There are many subtle new iOS 9 features that you won't see at first. This isn't a full-blown refresh like iOS 7 was, and isn't as feature-rich as iOS 8. It's more about stability this time around.
However, you will notice a big change to the Spotlight Search menu that lies to the left of the home screens, and you can enable new Siri suggestions, nearby attractions and news items.
News is also a new app that needs to be set up, and it works almost exactly like Flipboard. You can select your favorite topics and publications, and read news delivered in a stylish format.
You can read all about the new iOS 9 features that are found within this beta, or set to arrive in the final version alongside iPhone 6S and iPhone 6S Plus.

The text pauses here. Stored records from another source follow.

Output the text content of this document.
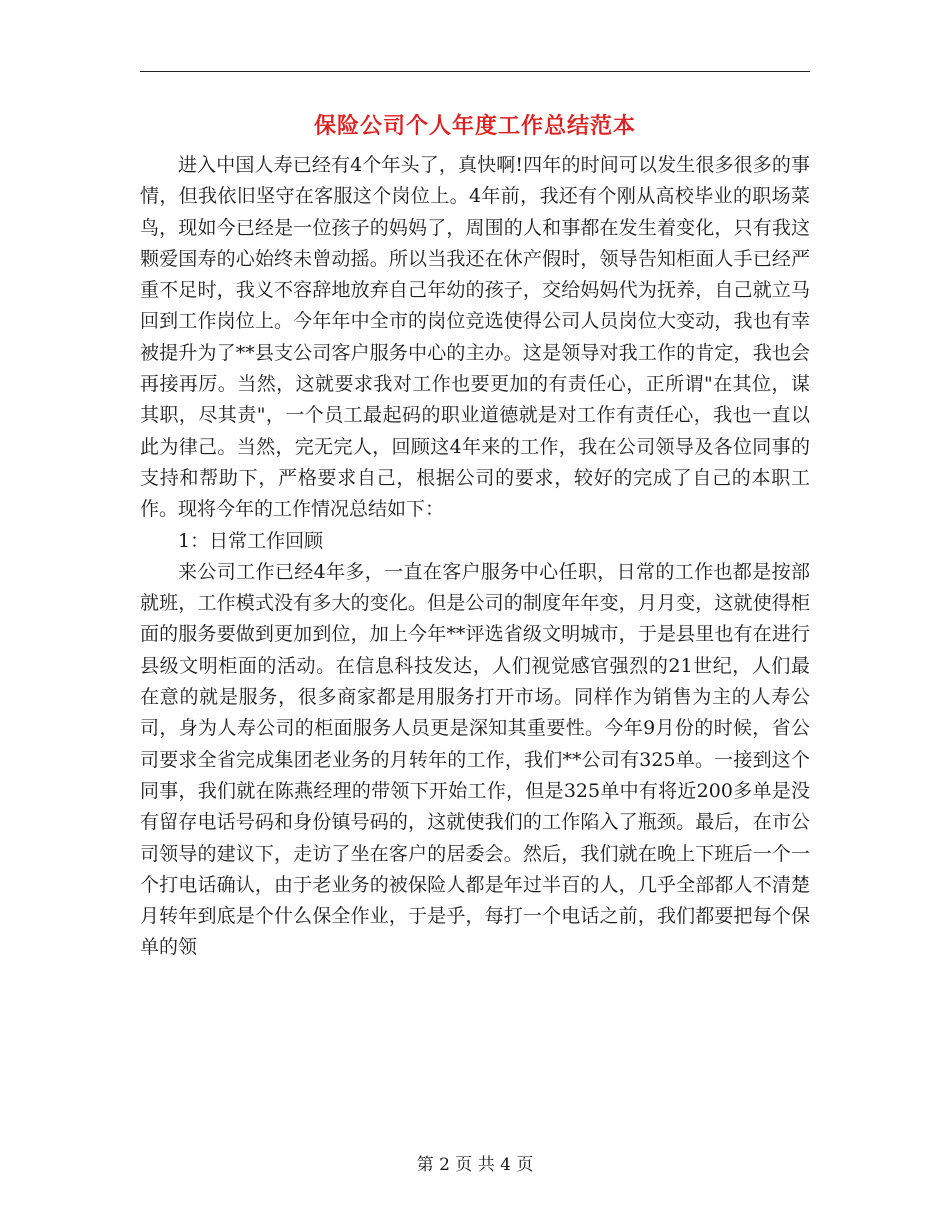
保险公司个人年度工作总结范本

进入中国人寿已经有4个年头了，真快啊!四年的时间可以发生很多很多的事情，但我依旧坚守在客服这个岗位上。4年前，我还有个刚从高校毕业的职场菜鸟，现如今已经是一位孩子的妈妈了，周围的人和事都在发生着变化，只有我这颗爱国寿的心始终未曾动摇。所以当我还在休产假时，领导告知柜面人手已经严重不足时，我义不容辞地放弃自己年幼的孩子，交给妈妈代为抚养，自己就立马回到工作岗位上。今年年中全市的岗位竞选使得公司人员岗位大变动，我也有幸被提升为了**县支公司客户服务中心的主办。这是领导对我工作的肯定，我也会再接再厉。当然，这就要求我对工作也要更加的有责任心，正所谓"在其位，谋其职，尽其责"，一个员工最起码的职业道德就是对工作有责任心，我也一直以此为律己。当然，完无完人，回顾这4年来的工作，我在公司领导及各位同事的支持和帮助下，严格要求自己，根据公司的要求，较好的完成了自己的本职工作。现将今年的工作情况总结如下：

1：日常工作回顾

来公司工作已经4年多，一直在客户服务中心任职，日常的工作也都是按部就班，工作模式没有多大的变化。但是公司的制度年年变，月月变，这就使得柜面的服务要做到更加到位，加上今年**评选省级文明城市，于是县里也有在进行县级文明柜面的活动。在信息科技发达，人们视觉感官强烈的21世纪，人们最在意的就是服务，很多商家都是用服务打开市场。同样作为销售为主的人寿公司，身为人寿公司的柜面服务人员更是深知其重要性。今年9月份的时候，省公司要求全省完成集团老业务的月转年的工作，我们**公司有325单。一接到这个同事，我们就在陈燕经理的带领下开始工作，但是325单中有将近200多单是没有留存电话号码和身份镇号码的，这就使我们的工作陷入了瓶颈。最后，在市公司领导的建议下，走访了坐在客户的居委会。然后，我们就在晚上下班后一个一个打电话确认，由于老业务的被保险人都是年过半百的人，几乎全部都人不清楚月转年到底是个什么保全作业，于是乎，每打一个电话之前，我们都要把每个保单的领

第 2 页 共 4 页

iOS 9.1 beta troubleshooting
There are a number of problems you may run into when installing iOS 9 and iOS 9.1 public beta. I ran into many of them on both the iPhone and iPad.
At first, Apple's servers took forever to deliver the install file. Downloading it on an iPhone during non-peak hours helped alleviate this problem. Failed verifications presented the same issue.
Don't fret if the iOS 9 update takes up to a half hour to install and restart your device. You won't be able to use it at that time. That's all normal, too.
What simply waiting a few minutes can't fix are the inevitable bugs you'll see with the iOS 9 public beta. A few app crashes and design glitches (see the search bar running into the top status bar). But that just defines being an early adopter.